Apalagi keberadaan detail D-dimer masih terus diselidiki. Demikian juga bagaimana mengatasinya.
D-dimer adalah munculnya ''cendol-cendol'' di dalam darah. Lapisan protein tertentu dalam darah menyatu dengan ''teman sejenis'' sehingga membentuk gumpalan kecil-kecil.
Saking kecilnya, gumpalan itu tidak terlihat oleh mata. Bisa dilihat oleh mikroskop. Gumpalan itulah yang saya sebut cendol.
Itu bukan sekadar pengentalan darah. Beda. Kalau ''pengentalan darah'' kesannya seluruh darah itu mengental. Bukan itu. Darah penderita Covid memang bisa mengental. Bisa juga tidak. Tapi di darah yang tidak mengental pun bisa muncul ''cendol-cendol-kecil'' itu. ''Cendol-cendol'' itu ikut mengalir di dalam darah. Bisa menyumbat.
Saya bukan dokter. Maafkan kalau penggambaran itu salah. Anggap saja tulisan ini tidak ada.
''Cendol'' yang ikut mengalir di dalam darah itulah yang berbahaya. Apalagi kalau jumlahnya banyak. Ia bisa berhenti di jantung dan menyumbat saluran darah di jantung. Apalagi kalau ''cendol-cendol'' lainnya ikut nimbrung di situ.
Kalau cendol itu berhenti di saluran darah di otak, terjadilah stroke. Kalau berhenti di paru terjadilah sesak napas. Dalam hal Santoso tadi, ''cendol'' itu berhenti di jantung.

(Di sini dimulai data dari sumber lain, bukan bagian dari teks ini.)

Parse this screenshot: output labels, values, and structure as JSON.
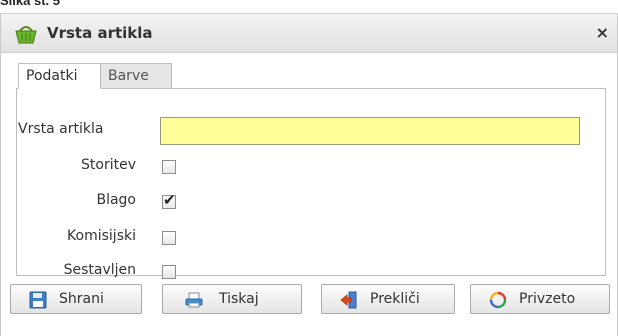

Waktu saya boleh keluar dari RS Premier Surabaya lalu, D-dimer saya masih 1.130. Masih sangat tinggi dari normalnya, maksimum 500.
Pagi ini saya akan test D-dimer lagi. Saya harus hati-hati. Jangan-jangan naik –meski harapan saya turun.
Sejak keluar dari rumah sakit itu saya terus minum obat Xarelto 15 mg. Satu kali satu hari. Itulah obat mengurai ''cendol''.
Kekuatan obat Xarelto itu sama dengan yang saya terima waktu opname. Hanya saja, saat itu, obatnya disuntikkan di kulit perut. Sehari dua kali suntik. Sedang yang ini bentuknya pil.